Back in the days when I not only cooked nearly everything from scratch, homeschooled my kids, and kept my house reasonably picked-up, I figured out that all we had to do for a great kids' party was pick a theme that appealed to them: Pirates, Cave-people, Ancient Egypt (Ok, give us a break, we were homeschoolers--Egypt-o-mania comes with the territory), Space, Tigers, Swamp Creatures... and then follow the formula of projectiles, finger food, and some large props made from cardboard, and of course, THE CAKE. Not just any old store-bought cake, but homemade cake sculptures: a space shuttle, a head of a saber-toothed tiger, a pirate ship (yes, we did manage to shore-up the collapsing poop deck with a rolled-up piece of fondant), a tiger, an arctic scene with fondant penguins and polar bears cavorting around an icy pool made of blue jello, the pyramids at Giza (complete with palm trees), Lightning McQueen from the movie, Cars...
|Lightning McQueen from "Cars", Andre's last cake sculpture|
On the day of the party, I'd be busy setting up the "experience"--the bowling-for-tigers game, the posing-for-pictures-as-a-penguin area, the giant cardboard moon for rubber-band-rocket shooting. The feed-the-alligator bean-bag toss.
The guests, their parents and siblings would arrive (no "drop-off and pick-up" parties for me), and I would spend the next few hours in a blur of motion. I am so grateful that there were adults with cameras at these gatherings, or there would be no photos at all.
In those days, those parties didn't feel like work. I felt like That Mom, the one who could pull of these amazing parties and make it look easy...before there were just too many plates spinning in our day-to-day lives and my energy began to flag.

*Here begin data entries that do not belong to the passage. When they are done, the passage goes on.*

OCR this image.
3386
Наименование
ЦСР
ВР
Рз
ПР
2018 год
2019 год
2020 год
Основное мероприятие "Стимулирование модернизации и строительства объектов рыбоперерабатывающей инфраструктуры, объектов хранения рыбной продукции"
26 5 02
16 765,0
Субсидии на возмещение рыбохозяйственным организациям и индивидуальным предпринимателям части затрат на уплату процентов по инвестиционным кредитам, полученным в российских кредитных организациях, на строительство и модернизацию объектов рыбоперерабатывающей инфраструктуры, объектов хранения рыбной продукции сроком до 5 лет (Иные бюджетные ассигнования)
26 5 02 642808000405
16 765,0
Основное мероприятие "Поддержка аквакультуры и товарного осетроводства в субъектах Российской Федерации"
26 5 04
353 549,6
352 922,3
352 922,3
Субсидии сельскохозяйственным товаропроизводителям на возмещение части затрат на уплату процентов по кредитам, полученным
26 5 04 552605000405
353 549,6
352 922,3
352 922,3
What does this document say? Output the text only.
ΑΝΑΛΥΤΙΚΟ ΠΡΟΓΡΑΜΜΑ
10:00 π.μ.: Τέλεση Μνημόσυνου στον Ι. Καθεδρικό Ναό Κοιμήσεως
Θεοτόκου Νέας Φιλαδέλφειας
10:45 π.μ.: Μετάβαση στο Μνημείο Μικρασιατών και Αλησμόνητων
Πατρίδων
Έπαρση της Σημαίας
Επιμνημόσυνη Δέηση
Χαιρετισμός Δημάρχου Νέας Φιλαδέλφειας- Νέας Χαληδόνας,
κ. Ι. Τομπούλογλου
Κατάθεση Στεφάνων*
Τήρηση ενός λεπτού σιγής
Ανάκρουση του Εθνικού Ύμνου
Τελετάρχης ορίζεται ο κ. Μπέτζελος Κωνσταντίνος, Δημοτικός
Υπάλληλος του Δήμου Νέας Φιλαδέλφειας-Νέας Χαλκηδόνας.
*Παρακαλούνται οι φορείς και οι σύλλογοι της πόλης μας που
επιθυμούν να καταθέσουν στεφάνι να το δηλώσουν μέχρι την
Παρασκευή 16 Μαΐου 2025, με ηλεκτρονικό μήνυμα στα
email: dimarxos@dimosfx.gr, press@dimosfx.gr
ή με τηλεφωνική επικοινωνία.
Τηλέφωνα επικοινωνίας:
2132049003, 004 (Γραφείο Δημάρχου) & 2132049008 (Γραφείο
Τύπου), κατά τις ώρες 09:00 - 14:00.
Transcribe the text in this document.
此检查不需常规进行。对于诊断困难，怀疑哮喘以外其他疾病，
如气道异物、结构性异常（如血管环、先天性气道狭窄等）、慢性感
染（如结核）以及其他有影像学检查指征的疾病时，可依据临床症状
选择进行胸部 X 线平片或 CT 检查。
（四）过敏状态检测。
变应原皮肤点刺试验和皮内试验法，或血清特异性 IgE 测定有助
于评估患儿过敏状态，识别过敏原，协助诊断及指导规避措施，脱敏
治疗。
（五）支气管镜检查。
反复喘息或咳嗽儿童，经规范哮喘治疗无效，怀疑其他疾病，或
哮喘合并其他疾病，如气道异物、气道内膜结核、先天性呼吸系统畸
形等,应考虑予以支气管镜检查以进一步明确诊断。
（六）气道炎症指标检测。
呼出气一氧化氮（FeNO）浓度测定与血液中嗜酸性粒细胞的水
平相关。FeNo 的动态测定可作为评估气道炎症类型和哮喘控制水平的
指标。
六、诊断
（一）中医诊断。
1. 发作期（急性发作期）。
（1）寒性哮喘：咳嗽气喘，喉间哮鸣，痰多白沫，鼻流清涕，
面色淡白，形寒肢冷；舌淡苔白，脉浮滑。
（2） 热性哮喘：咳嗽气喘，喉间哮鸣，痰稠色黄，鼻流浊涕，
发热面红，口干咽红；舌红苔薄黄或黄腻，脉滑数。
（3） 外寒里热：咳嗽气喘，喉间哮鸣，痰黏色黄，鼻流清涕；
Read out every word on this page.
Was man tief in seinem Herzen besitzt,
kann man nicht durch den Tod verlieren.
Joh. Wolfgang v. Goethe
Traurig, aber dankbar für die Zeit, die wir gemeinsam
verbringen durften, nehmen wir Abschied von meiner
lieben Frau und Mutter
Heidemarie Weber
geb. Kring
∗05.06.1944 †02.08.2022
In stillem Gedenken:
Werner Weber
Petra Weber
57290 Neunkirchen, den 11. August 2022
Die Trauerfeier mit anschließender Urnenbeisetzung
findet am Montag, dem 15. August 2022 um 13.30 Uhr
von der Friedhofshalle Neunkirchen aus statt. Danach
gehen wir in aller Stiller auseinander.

Somewhere in the middle of every party, Andre could be found doing something he did extremely well. When I need an image that helps soften my painful memories, it's an image like this that I turn to.
|Andre and Mark, 2004|
I've written a lot about Andre's darkness, and for most of the first year since his death, that's felt like the thing I needed most to do: to bring to the daylight the side of our life together that we colluded in hiding. But our lives were not all darkness. All of the Hedrick babies knew a Daddy with an almost untiring ability to cuddle sleepy children, a Daddy who could fix nearly anything that was broken, a Daddy who took great pleasure in the grand gesture of unveiling the special birthday creations that he spent so much careful time perfecting.
In fact, over the years of growing instability in our house, as my own energy to keep up the facade faded, and the parties got less and less ambitious, the tradition of the cake sculpture was the last to go, because it was something that I could hand-off to Andre. I would make the sheet cake that would be frozen and sculpted into shapes, and the buttercream icing that would hold it all together, and my cake-engineer would take it from there. One year, I couldn't even muster the energy to make the frosting, so I gave Andre the vague instructions to mix "some butter, some milk and some powdered sugar, until you get something the consistency of spackle". His ratio of butter to sugar was inordinately high, and the coating on the outside of the Death Star, for Mark's 2009 birthday, was a bit shinier and greasier than usual. But the piping of the black icing designs was precise, and thrilled the birthday boy.